The most definitive measure of iron status is a bone-marrow aspirate stained for iron; if iron is absent the patient has completely depleted iron stores and is considered to be iron deficient. Bone marrow aspiration, frequently referred to as the "gold standard" for evaluation of iron status, is not routinely done for assessment of iron status, because it is invasive, expensive, time-consuming and painful. Instead, the diagnostic assessment of iron status is based on measurements of the three pools of iron (Worwood, 1994) (see Basics of Iron Metabolism).
The major metabolic pool, RBC heme iron, is measured as blood hemoglobin (Hb) concentration. If Hb is normal, the subject is not iron deficient. Iron stores may vary from excessive to absent; a normal Hb tells only that the amount of iron is sufficient for the conserved re-utilization for RBC production. If Hb is low, iron deficiency is one of many possibilities.
The storage pool is measured by the concentration of serum ferritin, which is roughly proportional to the total stores of iron (Worwood, 1994). Ferritin below the normal range indicates depletion of iron stores and possible iron deficiency (Table 1). In a healthy subject, low serum ferritin (<10 - 20 ug/L) correlates well with iron deficiency, but ferritin is an acute-phase protein that is markedly elevated in response to inflammation. In patients with chronic disease, the ferritin concentration for diagnosis of iron deficiency is elevated to a variable extent, making decisions about what is "low" very difficult (Baer et al., 1990). Ferritin cut-offs of 30 - 70 ug/L have been recommended for chronic disease patients (Nelson et al., 1978; Porter et al., 1994), and ferritin as high as 220 ug/L has been reported in a patient with chronic disease who was almost certainly iron deficient (North et al., in press).

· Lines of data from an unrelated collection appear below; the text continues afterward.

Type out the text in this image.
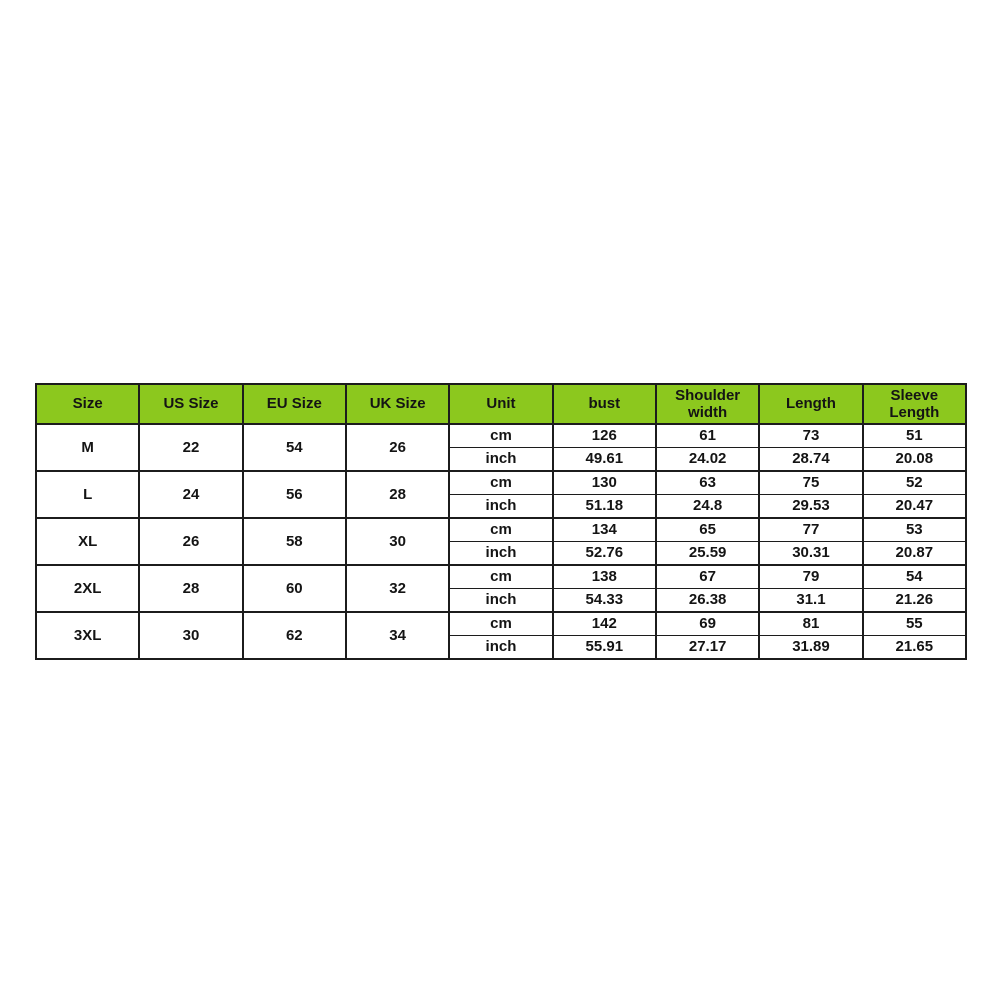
Size	US Size	EU Size	UK Size	Unit	bust	Shoulder width	Length	Sleeve Length
M	22	54	26	cm	126	61	73	51
				inch	49.61	24.02	28.74	20.08
L	24	56	28	cm	130	63	75	52
				inch	51.18	24.8	29.53	20.47
XL	26	58	30	cm	134	65	77	53
				inch	52.76	25.59	30.31	20.87
2XL	28	60	32	cm	138	67	79	54
				inch	54.33	26.38	31.1	21.26
3XL	30	62	34	cm	142	69	81	55
				inch	55.91	27.17	31.89	21.65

The transit pool is measured directly as serum iron (SI) and transferrin. Transferrin is usually measured as Total Iron Binding Capacity (TIBC), the amount of protein-bound iron after addition of a saturating amount of iron to serum (transferrin is effectively the only iron-binding component of serum) (Worwood, 1994). SI tends to be low in iron deficiency (but also in inflammatory conditions). TIBC tends to be elevated in iron deficiency, presumably a compensatory mechanism (but it is lower in inflammatory conditions). The percent saturation of transferrin, the ratio SI/TIBC, also decreases in iron deficiency.
For an otherwise healthy patient, some combination of these parameters is adequate for assessing iron status. A special circumstance arises, however, with patients who have a "chronic" disease, for this purpose defined as an inflammatory, infectious or malignant disease. These patients have a high frequency of anemia of complex etiology; it is referred to as anemia of chronic disease (ACD). ACD has blood-cell characteristics similar to those of iron-deficiency anemia (IDA), so a differential diagnosis requires an assessment of iron status (see Differentiation of ACD & IDA).

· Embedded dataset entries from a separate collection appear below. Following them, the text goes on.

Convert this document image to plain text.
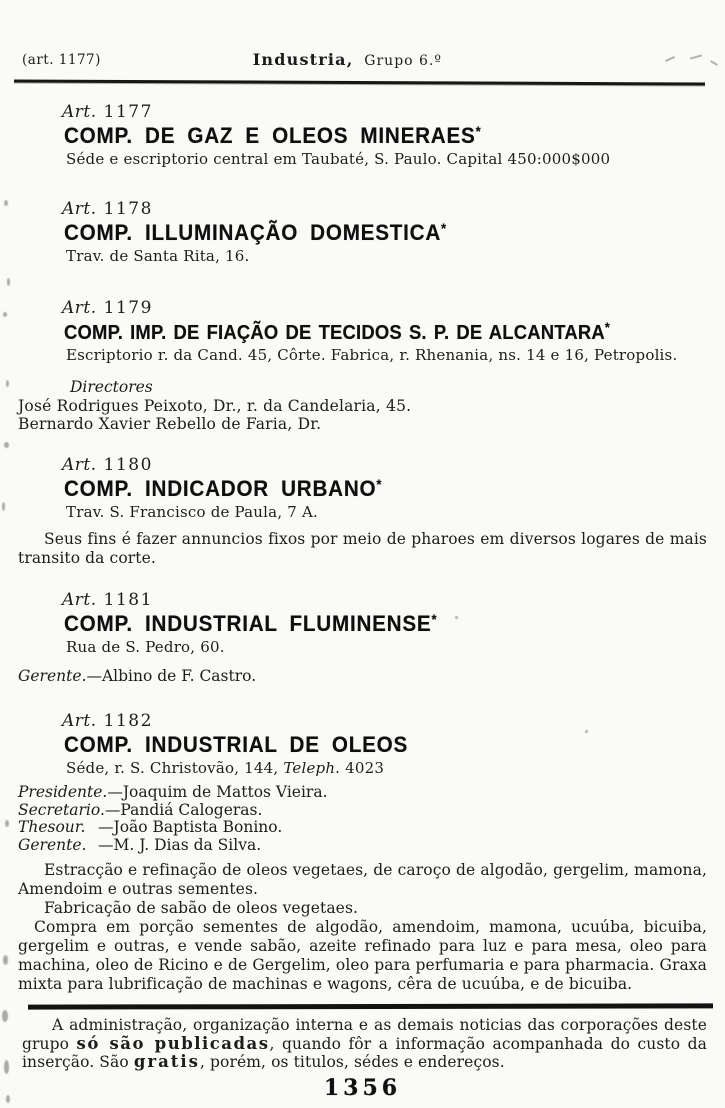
(art. 1177)	Industria, Grupo 6.º
Art. 1177
COMP. DE GAZ E OLEOS MINERAES*
Séde e escriptorio central em Taubaté, S. Paulo. Capital 450:000$000
Art. 1178
COMP. ILLUMINAÇÃO DOMESTICA*
Trav. de Santa Rita, 16.
Art. 1179
COMP. IMP. DE FIAÇÃO DE TECIDOS S. P. DE ALCANTARA*
Escriptorio r. da Cand. 45, Côrte. Fabrica, r. Rhenania, ns. 14 e 16, Petropolis.
Directores
José Rodrigues Peixoto, Dr., r. da Candelaria, 45.
Bernardo Xavier Rebello de Faria, Dr.
Art. 1180
COMP. INDICADOR URBANO*
Trav. S. Francisco de Paula, 7 A.
Seus fins é fazer annuncios fixos por meio de pharoes em diversos logares de mais transito da corte.
Art. 1181
COMP. INDUSTRIAL FLUMINENSE*
Rua de S. Pedro, 60.
Gerente.—Albino de F. Castro.
Art. 1182
COMP. INDUSTRIAL DE OLEOS
Séde, r. S. Christovão, 144, Teleph. 4023
Presidente. —Joaquim de Mattos Vieira.
Secretario. —Pandiá Calogeras.
Thesour. —João Baptista Bonino.
Gerente. —M. J. Dias da Silva.
Estracção e refinação de oleos vegetaes, de caroço de algodão, gergelim, mamona, Amendoim e outras sementes.
Fabricação de sabão de oleos vegetaes.
Compra em porção sementes de algodão, amendoim, mamona, ucuúba, bicuiba, gergelim e outras, e vende sabão, azeite refinado para luz e para mesa, oleo para machina, oleo de Ricino e de Gergelim, oleo para perfumaria e para pharmacia. Graxa mixta para lubrificação de machinas e wagons, cêra de ucuúba, e de bicuiba.
A administração, organização interna e as demais noticias das corporações deste grupo só são publicadas, quando fôr a informação acompanhada do custo da inserção. São gratis, porém, os titulos, sédes e endereços.
1356
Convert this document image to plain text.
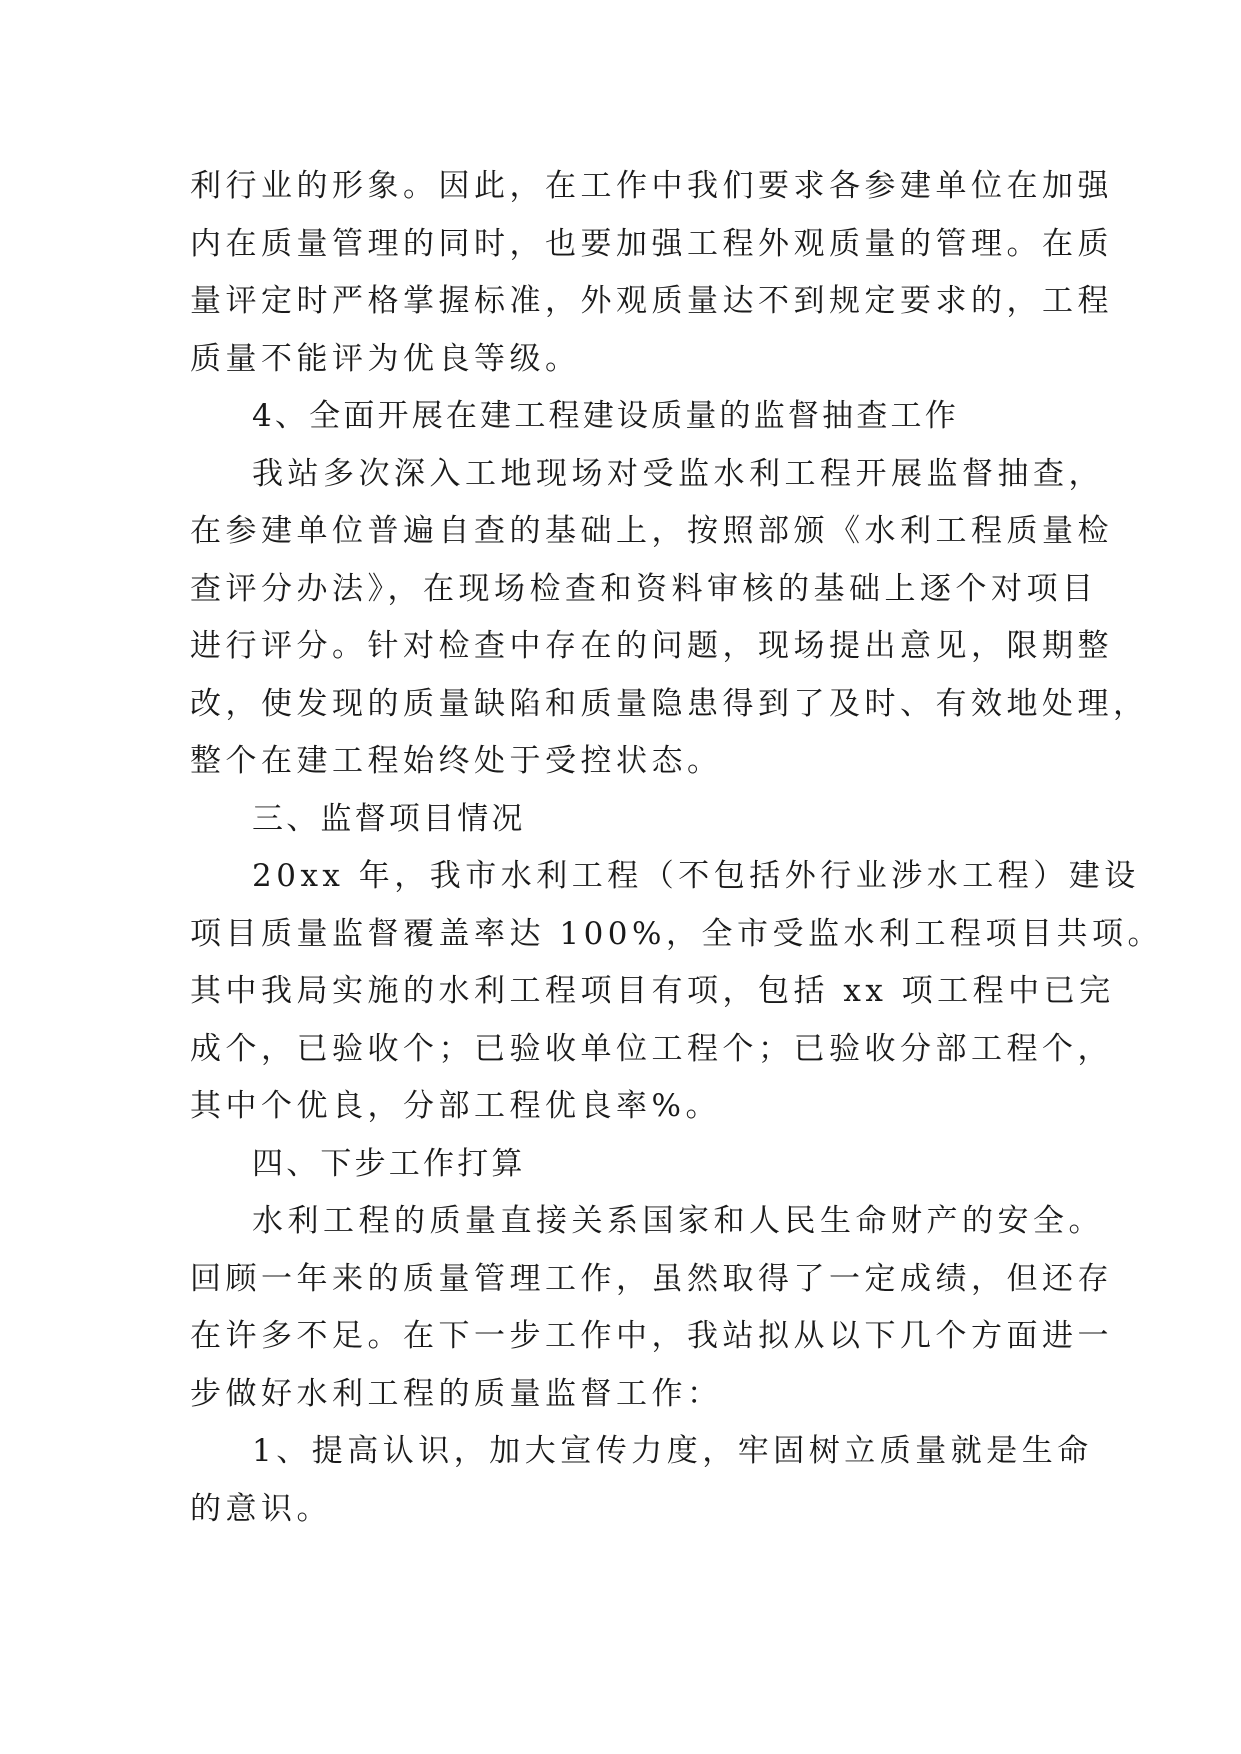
利行业的形象。因此，在工作中我们要求各参建单位在加强
内在质量管理的同时，也要加强工程外观质量的管理。在质
量评定时严格掌握标准，外观质量达不到规定要求的，工程
质量不能评为优良等级。
4、全面开展在建工程建设质量的监督抽查工作
我站多次深入工地现场对受监水利工程开展监督抽查，
在参建单位普遍自查的基础上，按照部颁《水利工程质量检
查评分办法》，在现场检查和资料审核的基础上逐个对项目
进行评分。针对检查中存在的问题，现场提出意见，限期整
改，使发现的质量缺陷和质量隐患得到了及时、有效地处理，
整个在建工程始终处于受控状态。
三、监督项目情况
20xx 年，我市水利工程（不包括外行业涉水工程）建设
项目质量监督覆盖率达 100%，全市受监水利工程项目共项。
其中我局实施的水利工程项目有项，包括 xx 项工程中已完
成个，已验收个；已验收单位工程个；已验收分部工程个，
其中个优良，分部工程优良率%。
四、下步工作打算
水利工程的质量直接关系国家和人民生命财产的安全。
回顾一年来的质量管理工作，虽然取得了一定成绩，但还存
在许多不足。在下一步工作中，我站拟从以下几个方面进一
步做好水利工程的质量监督工作：
1、提高认识，加大宣传力度，牢固树立质量就是生命
的意识。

The complication is that inflammatory conditions directly affect the parameters of iron status (Table 1). A new parameter, independent of inflammatory conditions, is required. Serum soluble transferrin receptor (sTfR) increases in iron deficiency and is unaffected by chronic disease (see sTfR & the Diagnosis of Irons Deficiency, and R&D Systems Serum sTfR Assay is Comparable to Marrow Aspirate Iron Stain).

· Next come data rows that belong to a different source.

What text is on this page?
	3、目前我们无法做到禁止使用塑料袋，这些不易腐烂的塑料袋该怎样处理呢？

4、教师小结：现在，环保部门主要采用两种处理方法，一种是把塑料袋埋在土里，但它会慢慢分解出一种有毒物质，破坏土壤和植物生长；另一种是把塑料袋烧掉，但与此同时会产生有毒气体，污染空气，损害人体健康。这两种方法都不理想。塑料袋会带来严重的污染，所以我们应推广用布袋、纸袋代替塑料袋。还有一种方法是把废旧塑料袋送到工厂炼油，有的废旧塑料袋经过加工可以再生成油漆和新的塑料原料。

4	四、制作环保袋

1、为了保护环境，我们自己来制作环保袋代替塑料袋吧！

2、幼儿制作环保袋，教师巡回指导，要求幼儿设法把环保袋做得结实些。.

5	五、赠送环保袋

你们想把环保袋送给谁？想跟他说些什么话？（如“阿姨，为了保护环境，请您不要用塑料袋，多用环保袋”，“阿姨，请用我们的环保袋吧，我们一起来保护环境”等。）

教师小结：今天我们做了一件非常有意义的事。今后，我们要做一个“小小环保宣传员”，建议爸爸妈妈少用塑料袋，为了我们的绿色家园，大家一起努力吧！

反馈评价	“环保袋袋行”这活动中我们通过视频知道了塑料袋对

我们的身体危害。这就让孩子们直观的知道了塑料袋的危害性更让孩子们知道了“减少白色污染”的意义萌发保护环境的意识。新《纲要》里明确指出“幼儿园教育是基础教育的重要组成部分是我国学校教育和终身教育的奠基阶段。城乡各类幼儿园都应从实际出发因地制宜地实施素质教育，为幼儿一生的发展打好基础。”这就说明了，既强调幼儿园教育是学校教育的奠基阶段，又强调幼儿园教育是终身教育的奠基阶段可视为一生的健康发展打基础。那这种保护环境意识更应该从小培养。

Serum sTfR thus appears to be an excellent addition to the traditional tests of iron status. It has, in fact, been shown to be comparable to marrow aspiration, the gold standard, in evaluating patients for iron deficiency. It is mechanistically and, in analysis of clinical data, statistically inde pendent of the other tests. An elevated level of sTfR reflects cells' needs for more iron, or functional iron deficiency.